Am besten ist es allerdings, wenn man immer wieder auf Kontrahenten trifft, mit denen man irgendeine Form von Zwist oder Geschichte hat. Also nutze die Tavernenbesuche, Rempeleien im Hafen oder andere Gelegenheiten, um spätere Kontrahenten zu generieren. Sollten die Spieler irgendeinen eigentlich unwichtigen Matrosen, den sie treffen, aus irgendeinem Grund nicht mögen, dann notier ihn dir. Gib ihm schnell noch irgendein gut sichtbares Merkmal, taufe ihn mit einem Namen und sorge dafür, dass er Teil einer Crew wird, der sie irgendwann über den Weg laufen.
Kämpfe drehen sich schlussendlich um Ziele, Entscheidungen und Gefühle. Wenn du das immer im Hinterkopf behältst und bei den Motiven und Bildern aus dem Vollen schöpfst, wirst du auch spannende Kämpfe in deinem Spiel haben. Seekämpfe oder andere.
Zusammenfassung
Ein guter Seekampf, der von den Protagonisten getragen wird und nicht vom Zufall, benötigt Entscheidungen. Diese Entscheidungen sollten interessante Folgen und Konsequenzen haben, über Erfolg und Versagen hinaus. Sie können auch den Sandbox-Aspekt von Geschichten zur See antreiben, indem sie nach dem Kampf neue Ziele erzwingen oder sekundäre Gefahren größer machen, weil man nun geschwächt ist.
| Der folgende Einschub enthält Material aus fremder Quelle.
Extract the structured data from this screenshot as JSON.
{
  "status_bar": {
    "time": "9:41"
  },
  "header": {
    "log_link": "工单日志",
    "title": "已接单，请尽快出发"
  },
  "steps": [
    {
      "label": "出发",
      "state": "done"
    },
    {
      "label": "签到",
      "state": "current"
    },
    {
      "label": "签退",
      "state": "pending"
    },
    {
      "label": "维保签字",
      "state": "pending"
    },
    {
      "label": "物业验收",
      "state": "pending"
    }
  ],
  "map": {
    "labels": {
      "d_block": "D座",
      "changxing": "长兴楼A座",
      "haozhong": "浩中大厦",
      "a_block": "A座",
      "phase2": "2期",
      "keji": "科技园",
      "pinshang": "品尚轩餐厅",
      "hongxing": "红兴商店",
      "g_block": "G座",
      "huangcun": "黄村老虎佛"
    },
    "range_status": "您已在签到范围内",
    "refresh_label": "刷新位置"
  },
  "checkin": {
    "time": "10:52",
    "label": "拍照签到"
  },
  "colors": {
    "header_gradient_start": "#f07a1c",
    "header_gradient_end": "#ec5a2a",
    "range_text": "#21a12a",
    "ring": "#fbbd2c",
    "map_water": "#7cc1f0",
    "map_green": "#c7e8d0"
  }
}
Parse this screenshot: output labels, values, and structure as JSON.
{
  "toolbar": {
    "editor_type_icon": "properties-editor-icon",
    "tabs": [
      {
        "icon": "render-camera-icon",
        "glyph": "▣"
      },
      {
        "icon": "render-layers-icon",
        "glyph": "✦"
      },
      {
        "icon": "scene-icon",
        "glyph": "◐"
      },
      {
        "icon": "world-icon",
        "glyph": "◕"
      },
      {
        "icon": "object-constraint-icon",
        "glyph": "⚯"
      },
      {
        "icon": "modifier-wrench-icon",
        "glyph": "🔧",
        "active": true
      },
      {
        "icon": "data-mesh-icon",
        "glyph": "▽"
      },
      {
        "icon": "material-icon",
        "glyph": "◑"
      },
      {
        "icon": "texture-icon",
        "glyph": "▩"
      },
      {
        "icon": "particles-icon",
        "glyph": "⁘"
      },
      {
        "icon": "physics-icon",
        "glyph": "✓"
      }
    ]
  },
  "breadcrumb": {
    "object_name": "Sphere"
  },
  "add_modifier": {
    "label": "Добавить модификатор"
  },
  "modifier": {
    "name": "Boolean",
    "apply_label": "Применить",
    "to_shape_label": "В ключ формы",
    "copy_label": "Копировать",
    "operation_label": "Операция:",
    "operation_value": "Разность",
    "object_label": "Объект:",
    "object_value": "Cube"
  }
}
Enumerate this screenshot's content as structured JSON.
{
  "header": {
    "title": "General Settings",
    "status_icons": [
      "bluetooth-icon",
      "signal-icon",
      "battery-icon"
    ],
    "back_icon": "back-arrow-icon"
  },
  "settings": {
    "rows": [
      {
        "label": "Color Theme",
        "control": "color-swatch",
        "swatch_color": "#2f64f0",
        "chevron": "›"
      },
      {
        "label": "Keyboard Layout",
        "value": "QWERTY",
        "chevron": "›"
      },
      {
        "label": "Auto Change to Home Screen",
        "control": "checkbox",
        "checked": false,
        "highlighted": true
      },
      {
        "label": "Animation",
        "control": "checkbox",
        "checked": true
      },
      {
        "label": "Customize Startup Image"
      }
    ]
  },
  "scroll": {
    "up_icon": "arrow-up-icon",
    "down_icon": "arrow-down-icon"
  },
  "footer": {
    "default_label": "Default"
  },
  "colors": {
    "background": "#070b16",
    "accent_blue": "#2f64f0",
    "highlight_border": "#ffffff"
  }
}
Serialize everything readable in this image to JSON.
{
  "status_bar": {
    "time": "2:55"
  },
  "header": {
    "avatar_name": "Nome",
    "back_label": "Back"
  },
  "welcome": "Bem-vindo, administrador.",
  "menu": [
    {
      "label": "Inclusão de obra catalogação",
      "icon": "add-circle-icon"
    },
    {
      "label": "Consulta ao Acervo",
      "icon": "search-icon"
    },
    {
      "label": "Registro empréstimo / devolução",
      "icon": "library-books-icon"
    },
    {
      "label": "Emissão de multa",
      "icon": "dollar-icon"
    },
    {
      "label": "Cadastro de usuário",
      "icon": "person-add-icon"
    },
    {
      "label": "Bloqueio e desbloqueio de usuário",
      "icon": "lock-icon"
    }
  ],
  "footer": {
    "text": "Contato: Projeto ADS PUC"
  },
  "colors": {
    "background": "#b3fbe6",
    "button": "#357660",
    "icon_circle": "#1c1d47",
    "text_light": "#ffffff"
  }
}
Abwägungen von Interessen sind allgemein spannender, als einfach nur zu bekommen, was man möchte. Jeder Vorteil muss die Gefahr in sich tragen, etwas zu kosten – aber wer nur auf Nummer sicher geht, der sollte nicht gegen seine stets leicht überlegenen Gegner ankommen.
Was dem Schiffskampf extra Würze gibt, sind persönliche Geschichten. Feindschaften, Überzeugungen und gegensätzliche Ziele der Fraktionen als Ganzes, aber auch der Protagonisten als einzelne Personen. Dazu ein guter Schuss Chaos und fertig ist ein brisanter Mix.